Dúvidas não existem de que as disposições do DL 404-A/98 citado deverão interpretar-se e aplicar - se em função dos princípios constitucionais da igualdade e da justiça material (arts. 13º e 59º nº 1 al. e artº 266º nº 2 da C.R.P.) de molde a salvaguardar a necessária equidade e justiça, evitando situações de discriminação.

No caso em apreço, o que se verifica é que a administração interpretou indevidamente as normas do DL nº 404-A/98, nomeadamente no que se refere ao disposto no seu art. 21º nº 4, que cingiu estritamente à respectiva letra, no que concerne à exclusiva consideração da "promoção ocorrida em 1997" para efeitos de reposicionamento em escalão imediatamente superior.
Daí, que o novo regime de carreiras se tenha traduzido, para a recorrente, numa inversão da sua posição relativamente aos funcionários promovidos à categoria de Oficial Administrativo Especialista em data posterior (1997), em contradição com a lógica e coerência de uma escala indiciária em que, através de escalões, se garante a progressão na categoria, com base na antiguidade (cfr. art. 19º do D.L. 359-A/89 de 16 de Outubro).
Na verdade, não se compreende que a recorrente tenha transitado para a categoria de Assistente Administrativo Especialista, do índice 265 para o 270, enquanto outros funcionários ainda em categoria inferior (Assistente Administrativo Principal) tenham transitado para o índice 280 e promovidos em 1998 para a mesma categoria em que a recorrente já se encontrava desde 1994, tenham transitado para o índice 305.
A interpretação das normas mencionadas não poderá ser feita com óbvio prejuízo da posição relativa dos funcionários que, promovidos em data anterior a 1997, garantiram por via dessa promoção a sua transição para categoria superior, no âmbito do novo regime de carreiras da função pública, sob pena de tratar diferentemente situações iguais.

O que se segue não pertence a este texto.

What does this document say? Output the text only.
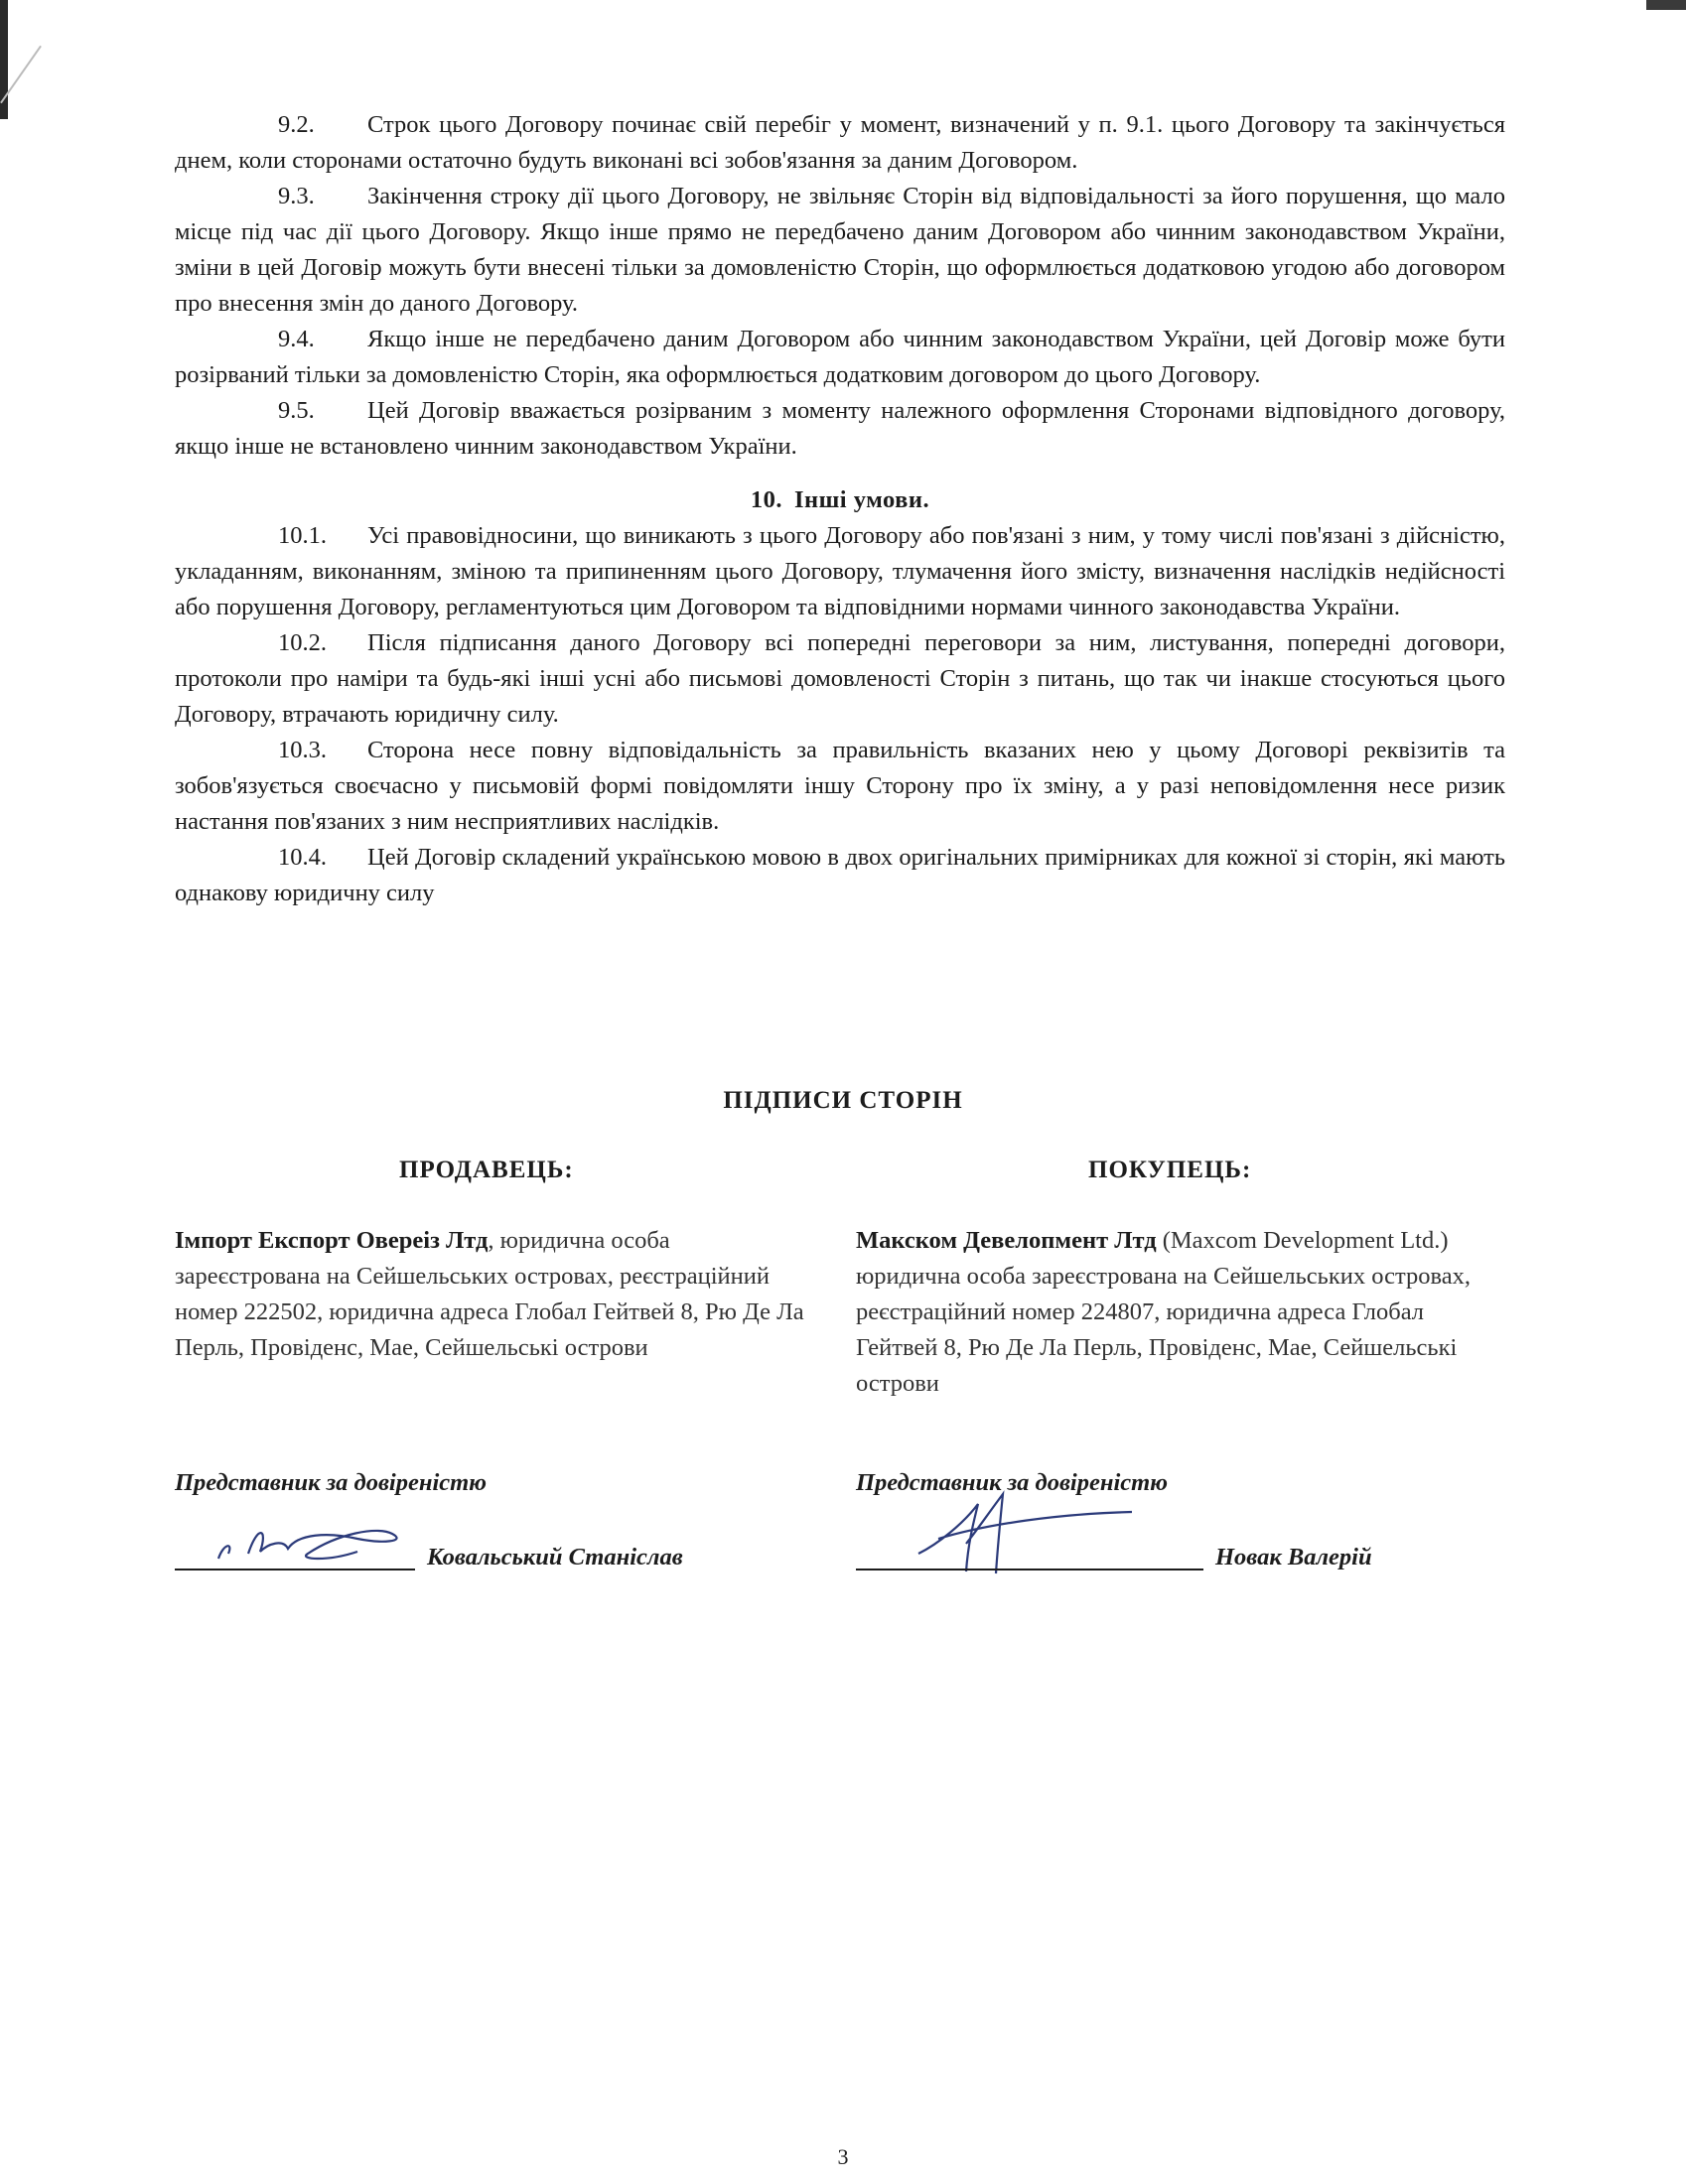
9.2. Строк цього Договору починає свій перебіг у момент, визначений у п. 9.1. цього Договору та закінчується днем, коли сторонами остаточно будуть виконані всі зобов'язання за даним Договором.

9.3. Закінчення строку дії цього Договору, не звільняє Сторін від відповідальності за його порушення, що мало місце під час дії цього Договору. Якщо інше прямо не передбачено даним Договором або чинним законодавством України, зміни в цей Договір можуть бути внесені тільки за домовленістю Сторін, що оформлюється додатковою угодою або договором про внесення змін до даного Договору.

9.4. Якщо інше не передбачено даним Договором або чинним законодавством України, цей Договір може бути розірваний тільки за домовленістю Сторін, яка оформлюється додатковим договором до цього Договору.

9.5. Цей Договір вважається розірваним з моменту належного оформлення Сторонами відповідного договору, якщо інше не встановлено чинним законодавством України.

10. Інші умови.

10.1. Усі правовідносини, що виникають з цього Договору або пов'язані з ним, у тому числі пов'язані з дійсністю, укладанням, виконанням, зміною та припиненням цього Договору, тлумачення його змісту, визначення наслідків недійсності або порушення Договору, регламентуються цим Договором та відповідними нормами чинного законодавства України.

10.2. Після підписання даного Договору всі попередні переговори за ним, листування, попередні договори, протоколи про наміри та будь-які інші усні або письмові домовленості Сторін з питань, що так чи інакше стосуються цього Договору, втрачають юридичну силу.

10.3. Сторона несе повну відповідальність за правильність вказаних нею у цьому Договорі реквізитів та зобов'язується своєчасно у письмовій формі повідомляти іншу Сторону про їх зміну, а у разі неповідомлення несе ризик настання пов'язаних з ним несприятливих наслідків.

10.4. Цей Договір складений українською мовою в двох оригінальних примірниках для кожної зі сторін, які мають однакову юридичну силу

ПІДПИСИ СТОРІН
ПРОДАВЕЦЬ:
Імпорт Експорт Овереіз Лтд, юридична особа зареєстрована на Сейшельських островах, реєстраційний номер 222502, юридична адреса Глобал Гейтвей 8, Рю Де Ла Перль, Провіденс, Мае, Сейшельські острови
Представник за довіреністю
Ковальський Станіслав
ПОКУПЕЦЬ:
Макском Девелопмент Лтд (Maxcom Development Ltd.) юридична особа зареєстрована на Сейшельських островах, реєстраційний номер 224807, юридична адреса Глобал Гейтвей 8, Рю Де Ла Перль, Провіденс, Мае, Сейшельські острови
Представник за довіреністю
Новак Валерій
3
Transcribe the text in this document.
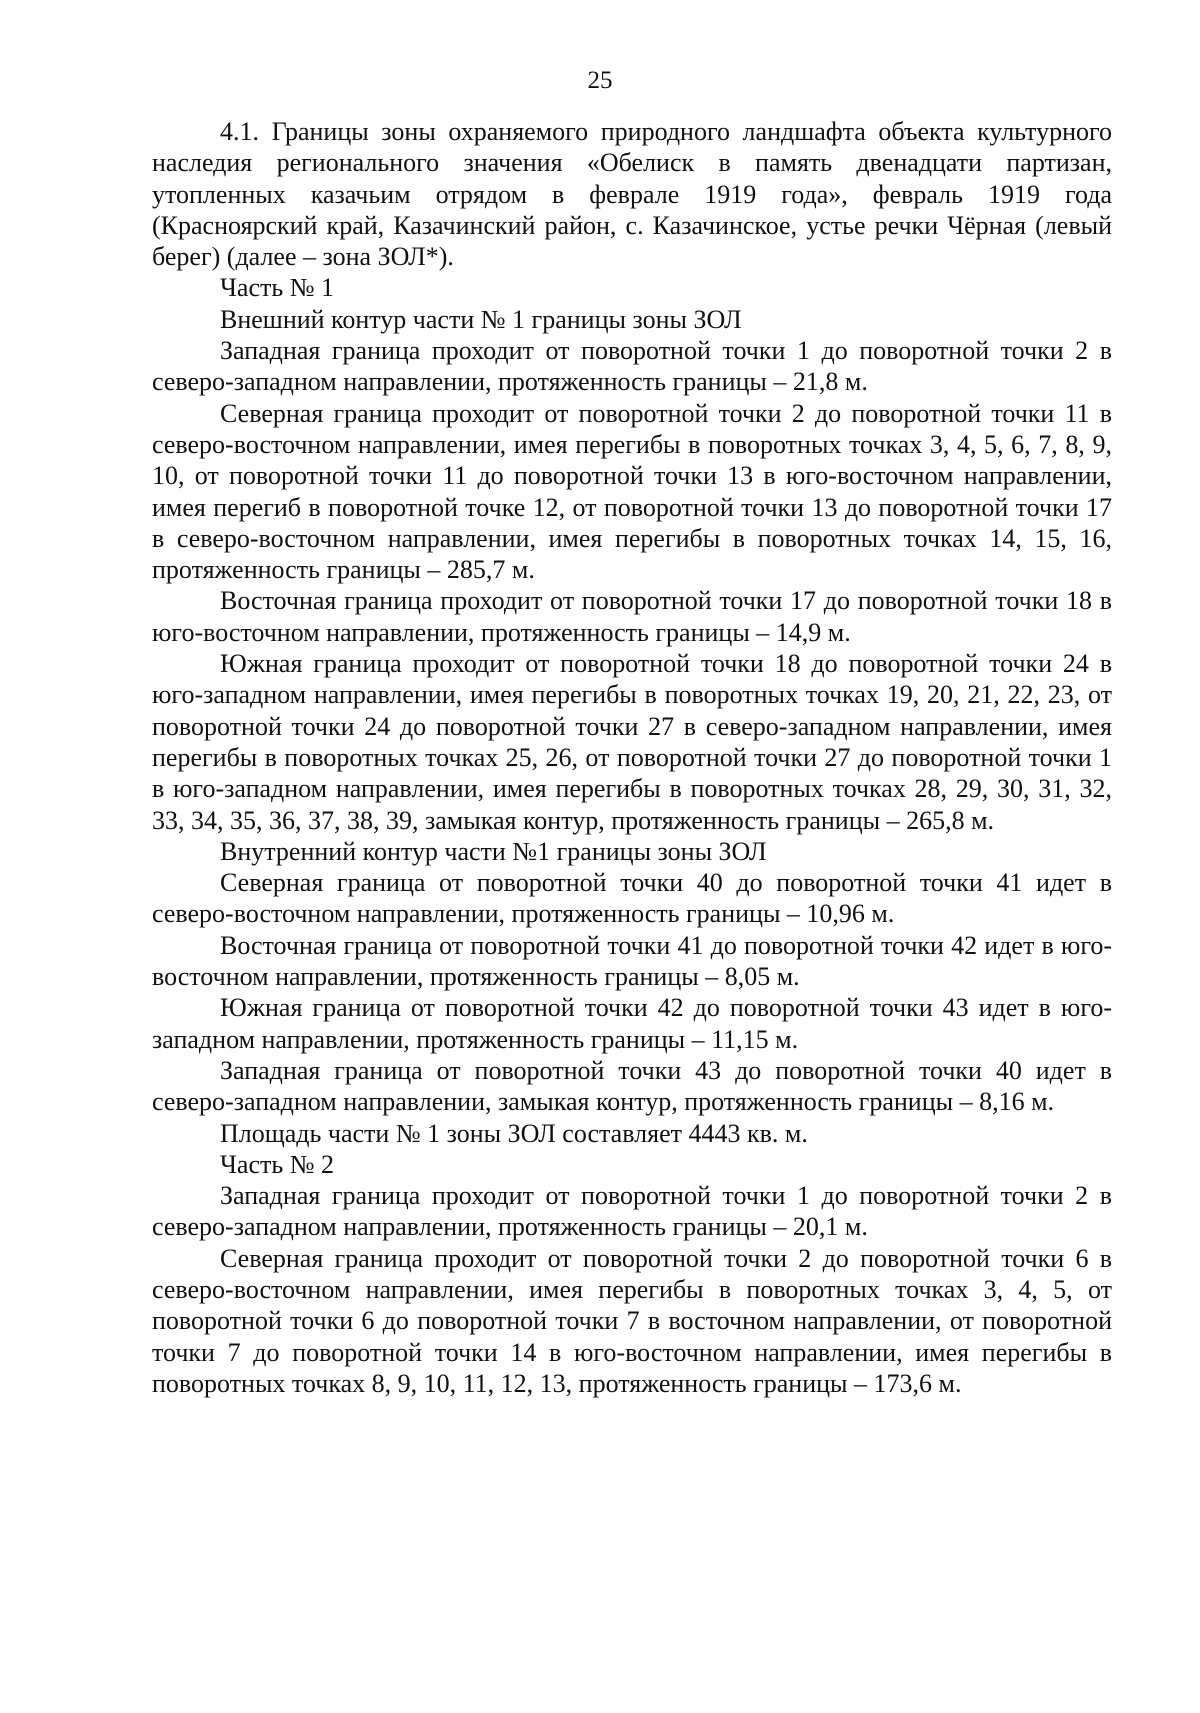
25

4.1. Границы зоны охраняемого природного ландшафта объекта культурного наследия регионального значения «Обелиск в память двенадцати партизан, утопленных казачьим отрядом в феврале 1919 года», февраль 1919 года (Красноярский край, Казачинский район, с. Казачинское, устье речки Чёрная (левый берег) (далее – зона ЗОЛ*).

Часть № 1

Внешний контур части № 1 границы зоны ЗОЛ

Западная граница проходит от поворотной точки 1 до поворотной точки 2 в северо-западном направлении, протяженность границы – 21,8 м.

Северная граница проходит от поворотной точки 2 до поворотной точки 11 в северо-восточном направлении, имея перегибы в поворотных точках 3, 4, 5, 6, 7, 8, 9, 10, от поворотной точки 11 до поворотной точки 13 в юго-восточном направлении, имея перегиб в поворотной точке 12, от поворотной точки 13 до поворотной точки 17 в северо-восточном направлении, имея перегибы в поворотных точках 14, 15, 16, протяженность границы – 285,7 м.

Восточная граница проходит от поворотной точки 17 до поворотной точки 18 в юго-восточном направлении, протяженность границы – 14,9 м.

Южная граница проходит от поворотной точки 18 до поворотной точки 24 в юго-западном направлении, имея перегибы в поворотных точках 19, 20, 21, 22, 23, от поворотной точки 24 до поворотной точки 27 в северо-западном направлении, имея перегибы в поворотных точках 25, 26, от поворотной точки 27 до поворотной точки 1 в юго-западном направлении, имея перегибы в поворотных точках 28, 29, 30, 31, 32, 33, 34, 35, 36, 37, 38, 39, замыкая контур, протяженность границы – 265,8 м.

Внутренний контур части №1 границы зоны ЗОЛ

Северная граница от поворотной точки 40 до поворотной точки 41 идет в северо-восточном направлении, протяженность границы – 10,96 м.

Восточная граница от поворотной точки 41 до поворотной точки 42 идет в юго-восточном направлении, протяженность границы – 8,05 м.

Южная граница от поворотной точки 42 до поворотной точки 43 идет в юго-западном направлении, протяженность границы – 11,15 м.

Западная граница от поворотной точки 43 до поворотной точки 40 идет в северо-западном направлении, замыкая контур, протяженность границы – 8,16 м.

Площадь части № 1 зоны ЗОЛ составляет 4443 кв. м.

Часть № 2

Западная граница проходит от поворотной точки 1 до поворотной точки 2 в северо-западном направлении, протяженность границы – 20,1 м.

Северная граница проходит от поворотной точки 2 до поворотной точки 6 в северо-восточном направлении, имея перегибы в поворотных точках 3, 4, 5, от поворотной точки 6 до поворотной точки 7 в восточном направлении, от поворотной точки 7 до поворотной точки 14 в юго-восточном направлении, имея перегибы в поворотных точках 8, 9, 10, 11, 12, 13, протяженность границы – 173,6 м.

Ter-se-á, pois, de concluir que o impugnado indeferimento tácito do recurso hierárquico do acto de reposicionamento da recorrente, na interpretação efectuada aos normativos do Dec. - Lei nº 404-A/98, nomeadamente do seu art. 21º nºs 4 e 5, viola os princípios constitucionais da igualdade e da justiça (arts. 13º, 59º nº 1, al. a) e 266º nº 2 da C.R.P.) e da equidade a que se reporta o art. 14º do Dec. Lei nº 184/89 de 02/06.

IV – Em face do exposto, dou parecer no sentido de ser concedido provimento ao recurso anulando - se o acto recorrido.